Ranked: 20 of the most mysterious bars to visit in the UK

We compared over 40 ‘mystery’ bars from all over the UK against five factors, to determine which of the nation’s bars are truly the most mysterious.

Research reveals that The Oracle in Liverpool is officially the UK’s most mysterious bar. This dimly-lit, magical bar where nothing is at it seems, is discretely located behind a signless door that looks as if it leads to an ordinary house. The Oracle scored impressively in almost every category, with a nine out of ten score for secrecy and a perfect ten for cocktail range (there are 62 to choose from), helping to prop up The Oracle’s overall score to 43.1 out of 50.

There’s something about Liverpool's mystifying nature that complements speakeasies, as the city takes us on a magical mystery tour around four secret bars which make it into the top six. 81LTD finishes in second place with an overall score of 40 out of 50, with Clockworks scoring 38 for fourth and Ex-Directory in sixth with 37 points. Liverpool also boasts another bar in the top twenty with Motel Bar’s overall score of 35.5 ranking the karaoke hotspot in thirteenth place.

You’d have to travel outside of England to find any non-Liverpool ‘mystery’ bars that rank in the top five. The Blind Pig in Dublin bags third place with an overall score of 38.4 out of 50. Ireland’s only entry in the top twenty is a classic prohibition-era speakeasy, hidden behind a secret door in a restaurant posing as a simple bookcase. The Blind Pig scores especially well in the creativity category, with a deserved perfect ten score for its combination of enigmatic entrances, interesting interiors and themed drinks.

Secretly flying the flag for Scotland is Edinburgh’s Panda and Sons, which places fifth with an overall score of 37.2 out of 50… Scotland’s other appearances in the top twenty come from Aberdeen’s 21 Crimes which scores 36.1 out of 50 for a tenth place finish. Plus there’s Edinburgh’s Hoot the Redeemer which comes in at twelfth with an overall score of 35.6 out of 50.

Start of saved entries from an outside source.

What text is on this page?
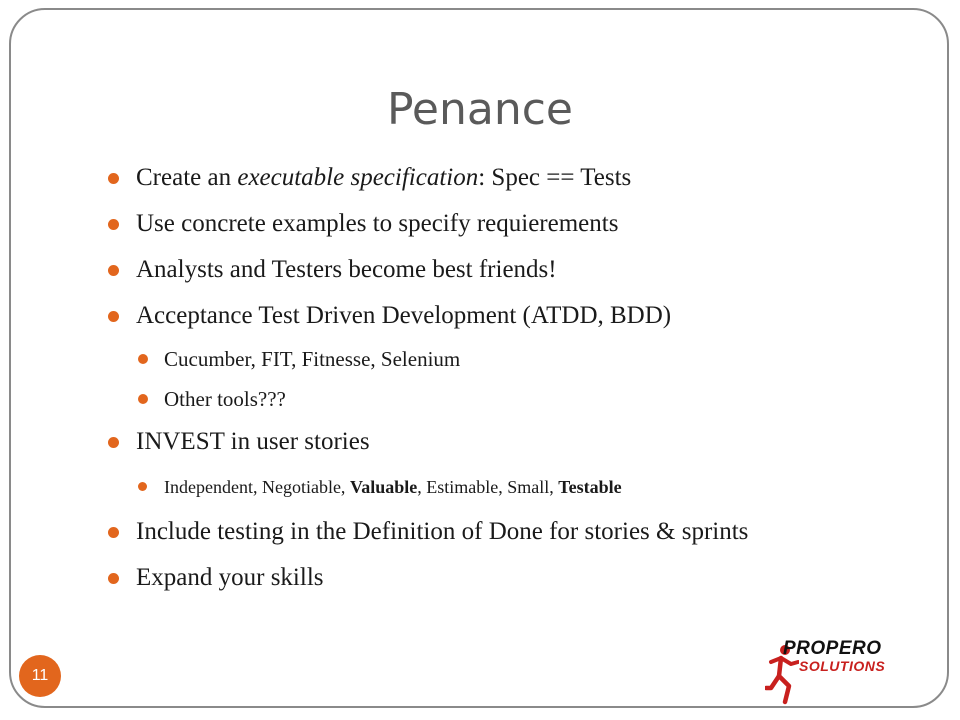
Penance
Create an executable specification: Spec == Tests
Use concrete examples to specify requierements
Analysts and Testers become best friends!
Acceptance Test Driven Development (ATDD, BDD)
Cucumber, FIT, Fitnesse, Selenium
Other tools???
INVEST in user stories
Independent, Negotiable, Valuable, Estimable, Small, Testable
Include testing in the Definition of Done for stories & sprints
Expand your skills
11
PROPERO
SOLUTIONS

Elsewhere in the top twenty, London has five entrants, with Natural Philosopher being the most mysterious bar the capital has to offer with an overall score of 36.2 out of 50. Meanwhile, Manchester also has five entrants in the top twenty, with two of them even making it into the top ten. Science & Industry and The Daisy finished in seventh and eighth respectively, with closely fought overall scores of 36.7 and 36.4 out of 50.

The final mention in the top twenty is York’s Hi Ho Club with an overall score of 35.1 out of 50. This 1940’s New York-inspired bar has a secret entrance via a fridge-freezer in Charlie's Pizzeria. Arcane scored handsomely in the cocktail price category (9.3 out of 10) and creativity category (7.5 out of 10), establishing it as the UK’s sixteenth most mysterious bar.